23 September 2016 - Last week, third year Business Analytics students M. Thirukkumaran, Andre Tan, Eddy Pang participated in finals of the 2016 Teradata University Network Analytics Challenge (TUNAC 2016) and won the Best Analytics and Visualisation Award.
There were a total of 77 entries for the annual business analytics competition and 10 finalists were selected to present their projects to experts and professionals in the field, at the 2016 Teradata PARTNERS Conference in Atlanta, Georgia, USA. The NUS Computing team was the only non-American team in the finals.
Thiru, Andre and Eddy’s project, ‘Terror-Eyes’ is an immediate response system that empowers authorities to react intelligently and more quickly to terror threats. Speaking on behalf of the team, Thiru explained, “The immediate problem following a terrorist attack is the lack of information that authorities face. Who did it? Will subsequent attacks happen? Where? It would be immensely helpful for authorities to get these answers immediately, and these answers may even help even stop subsequent attacks. We came up with this project because we were deeply concerned about the increasing frequency and seriousness of terror attacks across the world. We are more vigilant than ever, yet the attacks seem to be getting worse. Although it’s hard to predict the first attack, we think that we could narrow down the problem, and instead, use the information from the first attack to quickly identify the perpetrator, and prevent subsequent attacks (if any). Thus, minimising the total lives lost. Anti-Terrorism is a communal effort and we hope that Terror-Eyes can play an important role against the fight on terror.”
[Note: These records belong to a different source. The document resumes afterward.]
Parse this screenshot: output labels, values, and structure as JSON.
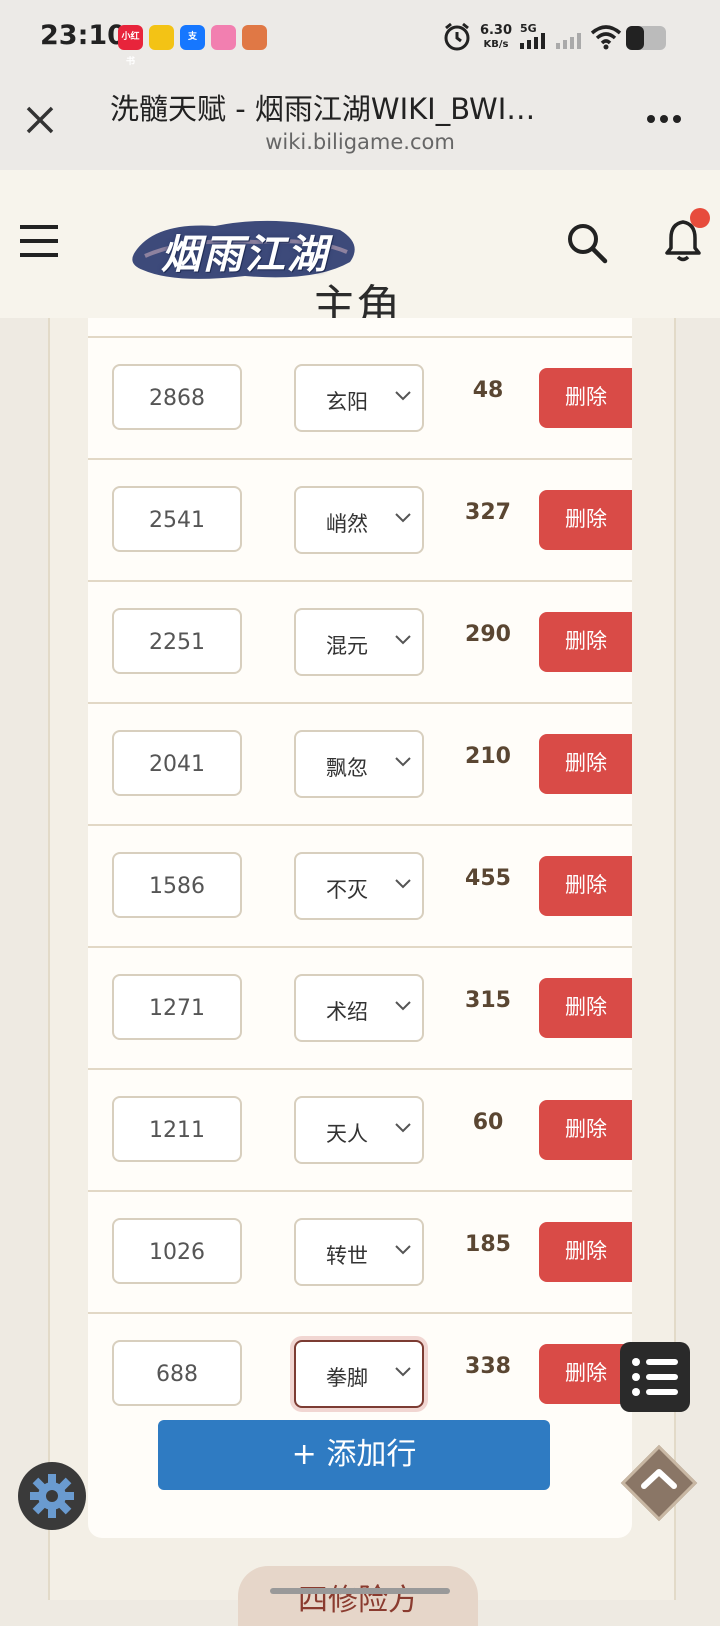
{
  "status_bar": {
    "time": "23:10",
    "app_icons": [
      {
        "name": "xiaohongshu-icon",
        "label": "小红书",
        "color": "#e8243b"
      },
      {
        "name": "app-yellow-icon",
        "label": "",
        "color": "#f3c315"
      },
      {
        "name": "alipay-icon",
        "label": "支",
        "color": "#1677ff"
      },
      {
        "name": "flower-app-icon",
        "label": "",
        "color": "#f27fb0"
      },
      {
        "name": "game-app-icon",
        "label": "",
        "color": "#e07845"
      }
    ],
    "speed": "6.30",
    "speed_unit": "KB/s",
    "network": "5G"
  },
  "browser": {
    "title": "洗髓天赋 - 烟雨江湖WIKI_BWI…",
    "url": "wiki.biligame.com"
  },
  "site": {
    "logo_text": "烟雨江湖",
    "section_heading": "主角"
  },
  "rows": [
    {
      "number": "2868",
      "type": "玄阳",
      "value": "48",
      "delete_label": "删除"
    },
    {
      "number": "2541",
      "type": "峭然",
      "value": "327",
      "delete_label": "删除"
    },
    {
      "number": "2251",
      "type": "混元",
      "value": "290",
      "delete_label": "删除"
    },
    {
      "number": "2041",
      "type": "飘忽",
      "value": "210",
      "delete_label": "删除"
    },
    {
      "number": "1586",
      "type": "不灭",
      "value": "455",
      "delete_label": "删除"
    },
    {
      "number": "1271",
      "type": "术绍",
      "value": "315",
      "delete_label": "删除"
    },
    {
      "number": "1211",
      "type": "天人",
      "value": "60",
      "delete_label": "删除"
    },
    {
      "number": "1026",
      "type": "转世",
      "value": "185",
      "delete_label": "删除"
    },
    {
      "number": "688",
      "type": "拳脚",
      "value": "338",
      "delete_label": "删除",
      "focused": true
    }
  ],
  "add_row_label": "+ 添加行",
  "bottom_tab_label": "四修险方",
  "colors": {
    "delete": "#d94b47",
    "add": "#2f7bc2",
    "background": "#eeeae2"
  }
}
According to the team, many of the other teams focused on healthcare and most only presented visualisations of data. The NUS Computing team, however, tackled a more unusual current issue, and had a working prototype that visitors could test at their booth and received raves about their solution. “It was far from a smooth journey – we encountered many obstacles along the way with getting the ensemble learning to work, and phrasing a complex machine learning problem in an easily comprehensible fashion. The months leading up to the finals in Atlanta were particularly trying. We really wanted to submit the best project we could build, so countless nights were spent racking our brains on how to improve the web platform, and practising the way we would pitch the ideas to the judges. This effort ultimately paid off and it was immensely satisfying watching our idea come to fruition, and that other experts found our work meaningful,” said Thiru.
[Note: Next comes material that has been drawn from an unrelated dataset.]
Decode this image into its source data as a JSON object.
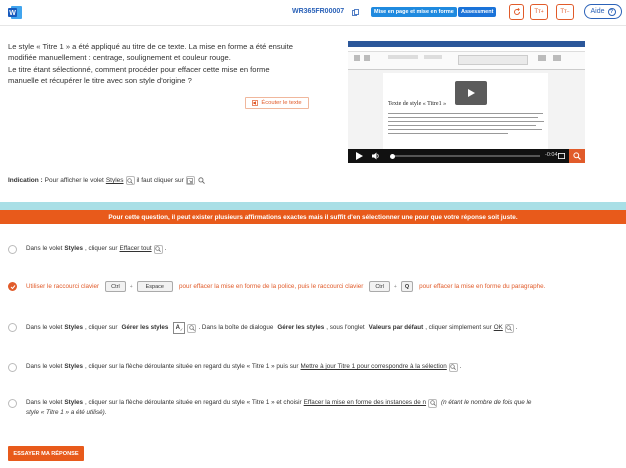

Mr. Benedict The, the team’s faculty advisor, observed that the competition was very close, with no clear front runner until the winners were announced as all the finalists presented very impressive ideas. Further describing the experience, Thiru said, “The feeling of competing on an international arena was both exhilarating and an eye-opener. It was great to be given the opportunity to represent NUS on the global stage, and we learnt a lot from interacting with some of the best in the field, and other bright students as well! It was very insightful learning how larger enterprises were leveraging data and technology to change the way they do business, yet humbling at the same time when we saw that many industry professionals found our application useful.”
How it works:
Within seconds after an attack, Terror-Eyes identifies the perpetrator responsible, and predicts other critical information. Some of which include the total number killed, the probability of subsequent attacks and the location of those attacks, which are then reflected on a heat map, allowing efficient allocation of manpower.
Dashboard in action
To accomplish this, we utilized the Global Terrorism Dataset, an open source dataset with information on terror attacks from 1970s till 2014 and utilized ensemble learning, in which we combined 5 different classifiers to improve accuracy of our predictions. This is further augmented with a twitter bot, aimed at crowdsourcing antiterrorism efforts. Upon an attack, users can tweet suspicious activity to this bot with their location and photo of the activity. The bot aggregates this information and displays the locations on another heat map for comparison, while the photos are downloaded into a folder, which an image classifier (Inception V3 on Tensorflow) analyses to determine what the picture is about. This saves the authorities having to comb through the tweets themselves to glean information. The accuracy of the ensemble of classifier's to predict the given perpetrator behind an attack was 75%.